CHARLOTTE, N.C. — While it’s always frustrating when a game isn’t televised in Los Angeles, rest assured that those of you without League Pass missed one of the least telegenic games of the season.
Those low double-teams that fueled the Clippers’ ball movement in Atlanta on Saturday are entirely absent tonight, as Larry Brown employs a more stay-at-home brand of defense (with some exceptions when the help is cheap). The Clippers’ shooters have trouble finding open space both high and low, and their offense stagnates as a result.
Zach Randolph doesn’t have a bad offensive night — though his 2-7 performance from the line costs the Clips. Too often, though, he settles for fadeaways over Emeka Okafor, rather than brutalizing the Bobcats’ lanky big man, something he does successfully on a couple of occasions, but gets away from. At [3rd, 9:58], Zach launches a 29-footer for the sheer hell of it.
The game spirals away from the Clippers at [4th, 9:42] when they fall behind by nine. A four-possession series begins promising enough when the Clippers isolate Ricky Davis on the right side against Vladimir Radmanovic [4th, 10:33]. Davis destroys the Cats’ new acquisition off the dribble, gliding past Vlad for an easy layup. Unfortunately, it’s all downhill after that. Radmanovic makes Davis pay on the very next Bobcat possession, when Ricky cheats off him unnecessarily in the corner. The ball finds its way to Vlad, who drains the 3PA with Ricky late to close. The next trip down, Ricky gets another opportunity against Vlad, the man he just embarrassed one-on-one. What does Ricky do? Without hesitation, Ricky foists a 20-footer over the 6′ 10″ Radmanovic, an absolute brick. A few seconds later on the other end, the Clips unfurl the welcome mat in the paint for Raymond Felton, who misses his layup, but fights off Fred Jones and the Clippers bigs to tip in his own miss. Timeout Clippers.
The Clips leave the back door open all night for Charlotte, and Boris Diaw sneaks the ball inside with beautiful passes to the Bobcats’ big men on hard cuts. Diaw finishes with nine assists — eight of them to DeSagana Diop, Okafor, and Radmanovic. Despite the pattern, the Clippers’ defense never makes an adjustment. “Our guys who were supposed to be sinking and filling had a tough time,” Dunleavy says. All night, the Clippers’ help side defenders were slow to pick up the cutters. At times, Diaw initiates the action off the dribble. “We didn’t do a good job of taking his right hand away. He’s a dominant right-handed driver.” Al Thornton is the victim at [1st, 7:00] when Diaw suckers him with a ball-fake along the baseline. Thornton bites to Diaw’s left, which allows Diaw to drive baseline with his right. On this occasion, the help is there [Camby], but Camby’s rotation leaves Okafor wide open underneath. Diaw finds him for one of his nine assists.

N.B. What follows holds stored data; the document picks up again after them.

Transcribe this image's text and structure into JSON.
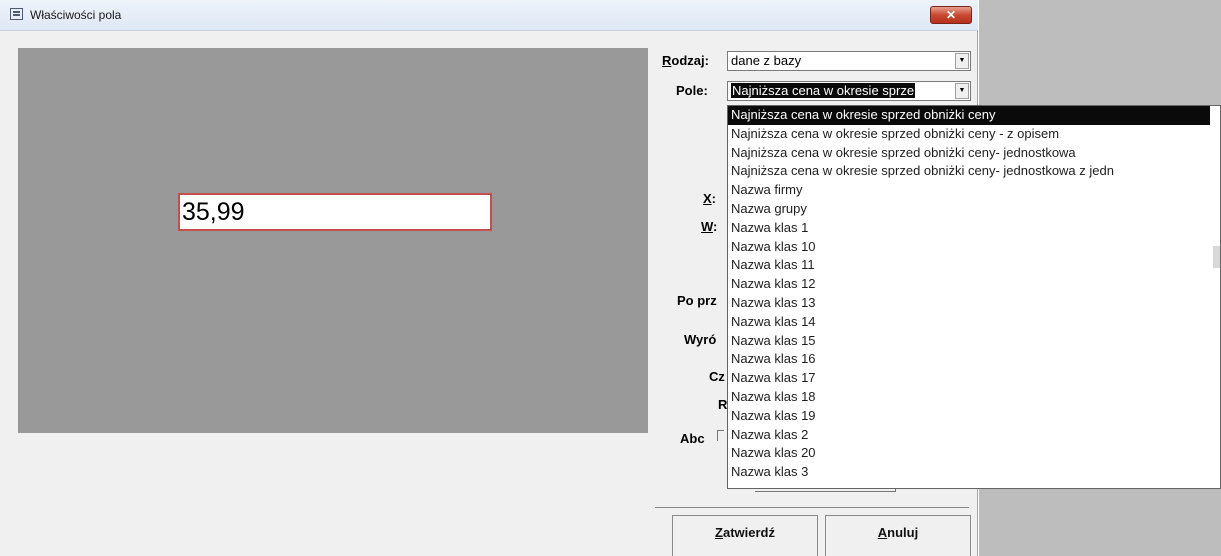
{
  "window": {
    "title": "Właściwości pola",
    "close_symbol": "✕"
  },
  "preview": {
    "value": "35,99"
  },
  "form": {
    "rodzaj": {
      "label_first": "R",
      "label_rest": "odzaj:",
      "value": "dane z bazy"
    },
    "pole": {
      "label": "Pole:",
      "value": "Najniższa cena w okresie sprze"
    },
    "x_label": {
      "first": "X",
      "rest": ":"
    },
    "w_label": {
      "first": "W",
      "rest": ":"
    },
    "partial_labels": [
      "Po prz",
      "Wyró",
      "Cz",
      "R",
      "Abc"
    ]
  },
  "dropdown": {
    "items": [
      "Najniższa cena w okresie sprzed obniżki ceny",
      "Najniższa cena w okresie sprzed obniżki ceny - z opisem",
      "Najniższa cena w okresie sprzed obniżki ceny- jednostkowa",
      "Najniższa cena w okresie sprzed obniżki ceny- jednostkowa z jedn",
      "Nazwa firmy",
      "Nazwa grupy",
      "Nazwa klas 1",
      "Nazwa klas 10",
      "Nazwa klas 11",
      "Nazwa klas 12",
      "Nazwa klas 13",
      "Nazwa klas 14",
      "Nazwa klas 15",
      "Nazwa klas 16",
      "Nazwa klas 17",
      "Nazwa klas 18",
      "Nazwa klas 19",
      "Nazwa klas 2",
      "Nazwa klas 20",
      "Nazwa klas 3"
    ],
    "selected_index": 0
  },
  "buttons": {
    "confirm": {
      "first": "Z",
      "rest": "atwierdź"
    },
    "cancel": {
      "first": "A",
      "rest": "nuluj"
    }
  },
  "colors": {
    "preview_bg": "#999999",
    "field_border": "#c0504d",
    "close_red": "#c84a32"
  }
}
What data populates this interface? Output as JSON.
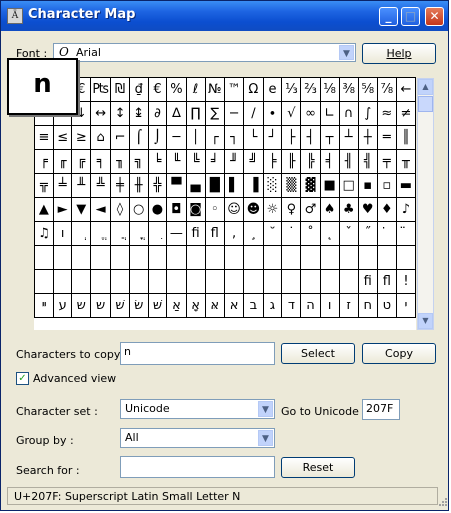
{
  "window": {
    "title": "Character Map",
    "controls": {
      "minimize": "_",
      "maximize": "□",
      "close": "✕"
    }
  },
  "font": {
    "label": "Font",
    "value": "Arial",
    "font_icon": "O"
  },
  "help_button": "Help",
  "zoom_char": "n",
  "grid": {
    "rows": [
      [
        "¤",
        "¢",
        "€",
        "₧",
        "₪",
        "₫",
        "€",
        "%",
        "ℓ",
        "№",
        "™",
        "Ω",
        "e",
        "⅓",
        "⅔",
        "⅛",
        "⅜",
        "⅝",
        "⅞",
        "←"
      ],
      [
        "↑",
        "→",
        "↓",
        "↔",
        "↕",
        "↨",
        "∂",
        "∆",
        "∏",
        "∑",
        "−",
        "∕",
        "∙",
        "√",
        "∞",
        "∟",
        "∩",
        "∫",
        "≈",
        "≠"
      ],
      [
        "≡",
        "≤",
        "≥",
        "⌂",
        "⌐",
        "⌠",
        "⌡",
        "─",
        "│",
        "┌",
        "┐",
        "└",
        "┘",
        "├",
        "┤",
        "┬",
        "┴",
        "┼",
        "═",
        "║"
      ],
      [
        "╒",
        "╓",
        "╔",
        "╕",
        "╖",
        "╗",
        "╘",
        "╙",
        "╚",
        "╛",
        "╜",
        "╝",
        "╞",
        "╟",
        "╠",
        "╡",
        "╢",
        "╣",
        "╤",
        "╥"
      ],
      [
        "╦",
        "╧",
        "╨",
        "╩",
        "╪",
        "╫",
        "╬",
        "▀",
        "▄",
        "█",
        "▌",
        "▐",
        "░",
        "▒",
        "▓",
        "■",
        "□",
        "▪",
        "▫",
        "▬"
      ],
      [
        "▲",
        "►",
        "▼",
        "◄",
        "◊",
        "○",
        "●",
        "◘",
        "◙",
        "◦",
        "☺",
        "☻",
        "☼",
        "♀",
        "♂",
        "♠",
        "♣",
        "♥",
        "♦",
        "♪"
      ],
      [
        "♫",
        "ו",
        "ְ",
        "ֱ",
        "ֲ",
        "ֳ",
        "ִ",
        "—",
        "ﬁ",
        "ﬂ",
        ",",
        "¸",
        "˘",
        "˙",
        "˚",
        "˛",
        "ˇ",
        "˝",
        "̇",
        "̈"
      ],
      [
        "",
        "",
        "",
        "",
        "",
        "",
        "",
        "",
        "",
        "",
        "",
        "",
        "",
        "",
        "",
        "",
        "",
        "",
        "",
        ""
      ],
      [
        "",
        "",
        "",
        "",
        "",
        "",
        "",
        "",
        "",
        "",
        "",
        "",
        "",
        "",
        "",
        "",
        "",
        "ﬁ",
        "ﬂ",
        "!"
      ],
      [
        "ײ",
        "ע",
        "ש",
        "ש",
        "שׁ",
        "שׂ",
        "שּׁ",
        "אַ",
        "אָ",
        "אּ",
        "א",
        "ב",
        "ג",
        "ד",
        "ה",
        "ו",
        "ז",
        "ח",
        "ט",
        "י"
      ]
    ]
  },
  "chars_to_copy": {
    "label": "Characters to copy :",
    "value": "n"
  },
  "select_button": "Select",
  "copy_button": "Copy",
  "advanced_view": {
    "label": "Advanced view",
    "checked": true,
    "check_mark": "✓"
  },
  "character_set": {
    "label": "Character set :",
    "value": "Unicode"
  },
  "goto_unicode": {
    "label": "Go to Unicode :",
    "value": "207F"
  },
  "group_by": {
    "label": "Group by :",
    "value": "All"
  },
  "search_for": {
    "label": "Search for :",
    "value": ""
  },
  "reset_button": "Reset",
  "status_text": "U+207F: Superscript Latin Small Letter N"
}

Tonight’s game presents an interesting opportunity for Eric Gordon to learn on the job. The Bobcats assign their tiny PG, D.J. Augustin to guard Eric. Augustin gives up about 50 pounds and five inches to Gordon. It’s rare that Gordon draws a midget as his primary defender, and though it’s not his natural inclination to have his back to the basket, Gordon gives it a go. There’s a particularly fine play at [3rd, 4:38] when Eric sets up deep on the low right block against Augustin. Camby, at the top of the arc, immediately feeds EJ, who muscles over Augustin for a layup, and the foul. “He’s a lot shorter and a lot smaller than me, so I had to take advantage,” Gordon says after the game. EJ didn’t post up much at Indiana, so it’s a relatively unrefined part of his game. “This is more of an individual game,” he says referring to the NBA. “It would be better for me to try to use the post-up game to open up my game a little bit more.” Eric’s body and strength lend him an ability to exploit defenders in the post, and he’d be smart to cultivate that as part of his repertoire.
Once upon a time Baron Davis posted up opposing guards, but tonight he doesn’t do much of anything. He finishes 1-7 from the field and actually airballs an uncontested 3PA [2nd, 9:11]. Only two of his seven attempts originate from inside 19 feet, and he never really looks to attack the 6′ 1″ Felton at the elbow, a place Davis has traditionally had success. Instead, it’s another barrage of ill-advised, ill-timed, ill-fated jumpers — enough to make anyone with a premium NBA package or a seat at Charlotte Bobcats Arena ill.